Les Terres du Crépuscule portaient bien leur nom. C'était une grande île isolée, à l'extrême nord-ouest du royaume, privée de la lumière du jour, du moins en partie. Le ciel était voilé par un écran magique qui filtrait les rayons du soleil. L'astre solaire brillait faiblement d'une lueur orangée tirant parfois sur le rose ou le mauve, à peine plus puissante que la flamme d'une très grosse bougie, puis quand les lunes se levaient pour prendre sa place, il mourait lentement, l'orange virant à l'écarlate jusqu'à disparaître derrière l'horizon.
La magie du Cristal ne rayonnait que faiblement sur cette contrée éloignée, mais cela ne suffisait pas à expliquer ce phénomène si particulier, et la légende racontait que ces terres maudites avaient été la demeure de dieux démoniaques avant l'avènement de l'Oracle. En vérité, la magie qui protégeait cette île n’était pas si mystérieuse. Même si personne ne savait qui avait dressé cette barrière ni comment, on en comprenait le fonctionnement, et certains mages avaient même réussi à exploiter ses pouvoirs. Les Terres du Crépuscule étaient entourées de ce qu’on appelait Le Voile. Cette barrière magique permettait de retenir les prisonniers exilés marqués d’une rune qui étaient alors condamnés à rester confinés dans ce bagne à ciel ouvert.
Si un prisonnier franchissait le Voile dans une vaine tentative de prendre la fuite, la rune s'activait et il était frappé d’une malédiction mortelle. Il ne disposait que de quelques heures pour retourner dans l’enceinte du Voile pour échapper à une mort certaine. Pour les criminels les plus dangereux qui cherchaient à s’évader, la mort était instantanée. C’était pour cela que personne ne se souciait que les criminels exilés sur l’île soient libres de leurs mouvements. De plus, ils étaient surveillés par les Sentinelles qui s’assuraient qu’ils ne causent pas de problèmes sur les terres du Prince Noir. Les criminels qui ne respectaient pas la loi voyaient leur peine prolongée, ils pouvaient écoper de punitions sévères ou même être exécutés en cas de transgression grave.
La désolation hantait ces terres faites de marais putrides, de landes brumeuses, de déserts caillouteux et de forêts décharnées et épineuses. Dans certaines régions, les vapeurs toxiques rendaient l'air irrespirable, ce qui avait forcé les gens à bâtir des villes souterraines. Il n'y avait que deux types de faeries qui vivaient dans ce pays : les parias qui y avaient été exilés et ceux qui s'épanouissaient dans les ténèbres.

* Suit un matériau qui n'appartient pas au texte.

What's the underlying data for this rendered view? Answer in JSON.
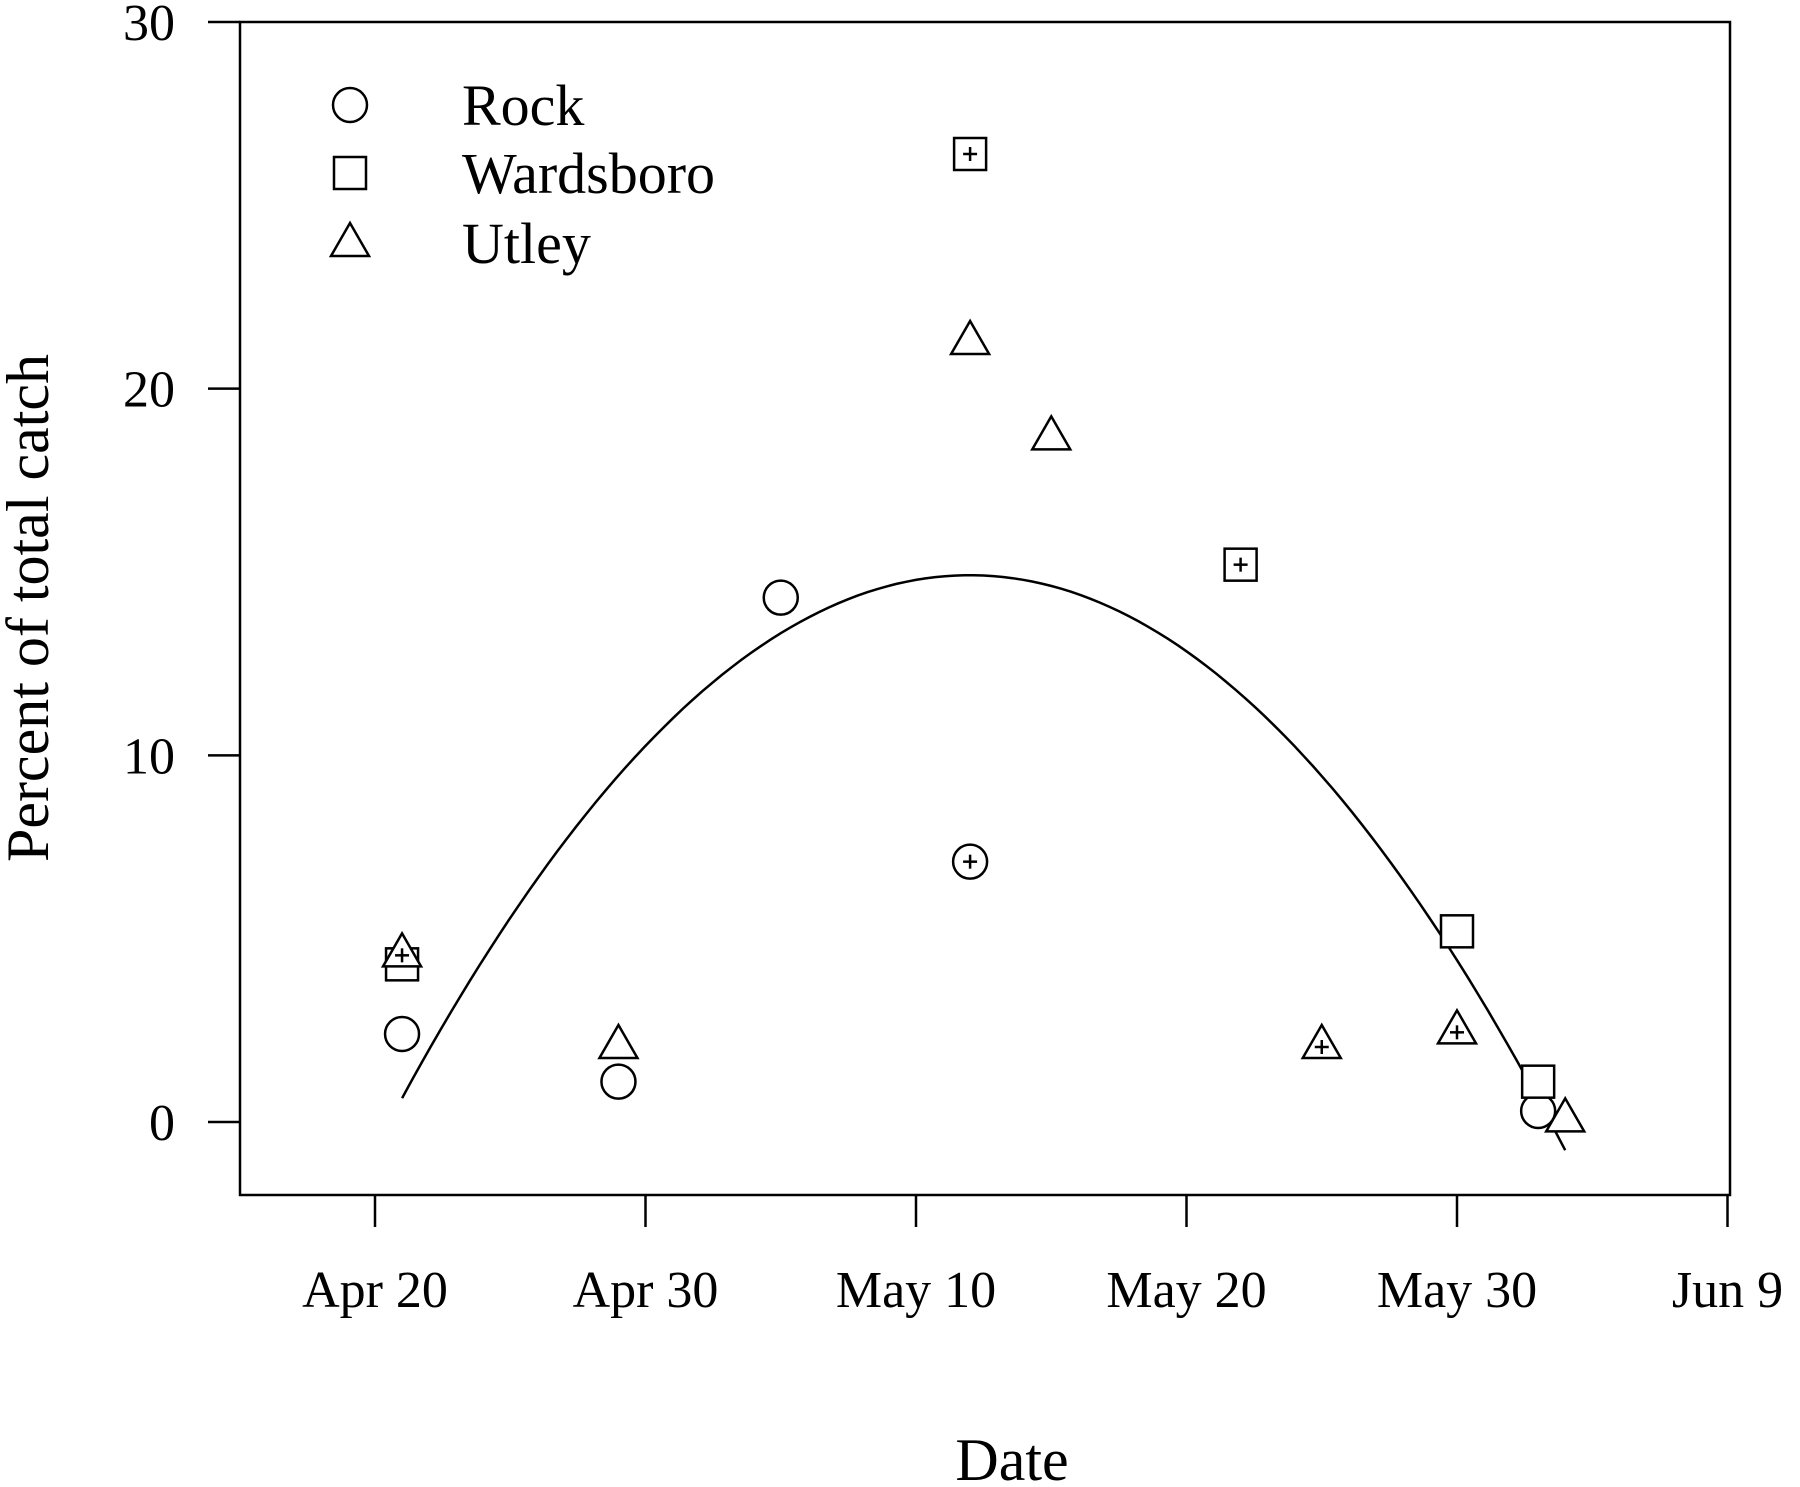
{
  "chart_data": {
    "type": "scatter",
    "title": "",
    "xlabel": "Date",
    "ylabel": "Percent of total catch",
    "x_axis": {
      "scale": "date",
      "range": [
        "Apr 15",
        "Jun 9"
      ],
      "ticks": [
        "Apr 20",
        "Apr 30",
        "May 10",
        "May 20",
        "May 30",
        "Jun 9"
      ]
    },
    "y_axis": {
      "range": [
        -2,
        30
      ],
      "ticks": [
        0,
        10,
        20,
        30
      ]
    },
    "grid": false,
    "legend": {
      "position": "top-left"
    },
    "series": [
      {
        "name": "Rock",
        "marker": "circle",
        "points": [
          {
            "x": "Apr 21",
            "y": 2.4,
            "crossed": false
          },
          {
            "x": "Apr 29",
            "y": 1.1,
            "crossed": false
          },
          {
            "x": "May 5",
            "y": 14.3,
            "crossed": false
          },
          {
            "x": "May 12",
            "y": 7.1,
            "crossed": true
          },
          {
            "x": "Jun 2",
            "y": 0.3,
            "crossed": false
          }
        ]
      },
      {
        "name": "Wardsboro",
        "marker": "square",
        "points": [
          {
            "x": "Apr 21",
            "y": 4.3,
            "crossed": false
          },
          {
            "x": "May 12",
            "y": 26.4,
            "crossed": true
          },
          {
            "x": "May 22",
            "y": 15.2,
            "crossed": true
          },
          {
            "x": "May 30",
            "y": 5.2,
            "crossed": false
          },
          {
            "x": "Jun 2",
            "y": 1.1,
            "crossed": false
          }
        ]
      },
      {
        "name": "Utley",
        "marker": "triangle",
        "points": [
          {
            "x": "Apr 21",
            "y": 4.6,
            "crossed": true
          },
          {
            "x": "Apr 29",
            "y": 2.1,
            "crossed": false
          },
          {
            "x": "May 12",
            "y": 21.3,
            "crossed": false
          },
          {
            "x": "May 15",
            "y": 18.7,
            "crossed": false
          },
          {
            "x": "May 25",
            "y": 2.1,
            "crossed": true
          },
          {
            "x": "May 30",
            "y": 2.5,
            "crossed": true
          },
          {
            "x": "Jun 3",
            "y": 0.1,
            "crossed": false
          }
        ]
      }
    ],
    "fit_curve": {
      "type": "quadratic",
      "x_range": [
        "Apr 21",
        "Jun 3"
      ],
      "points": [
        {
          "x": "Apr 21",
          "y": 1.1
        },
        {
          "x": "Apr 26",
          "y": 6.3
        },
        {
          "x": "May 1",
          "y": 10.6
        },
        {
          "x": "May 6",
          "y": 13.6
        },
        {
          "x": "May 11",
          "y": 15.1
        },
        {
          "x": "May 16",
          "y": 14.6
        },
        {
          "x": "May 21",
          "y": 12.4
        },
        {
          "x": "May 26",
          "y": 8.6
        },
        {
          "x": "May 31",
          "y": 3.3
        },
        {
          "x": "Jun 3",
          "y": -1.0
        }
      ]
    }
  }
}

C'était dans cette province que l'on retrouvait le plus de nécromanciens, de mages noirs et de sorcières dont les pratiques étaient bannies dans la plupart des autres pays. La reine Solana Parvish, dernier monarque de la dynastie de l’Ambre, soucieuse de contenir une telle menace, avait accordé aux Terres du Crépuscule le statut de principauté autonome. Un statut qui avait été maintenu par le roi Hélios, premier souverain de la dynastie du Soleil Radieux, lorsqu’il était monté sur le trône.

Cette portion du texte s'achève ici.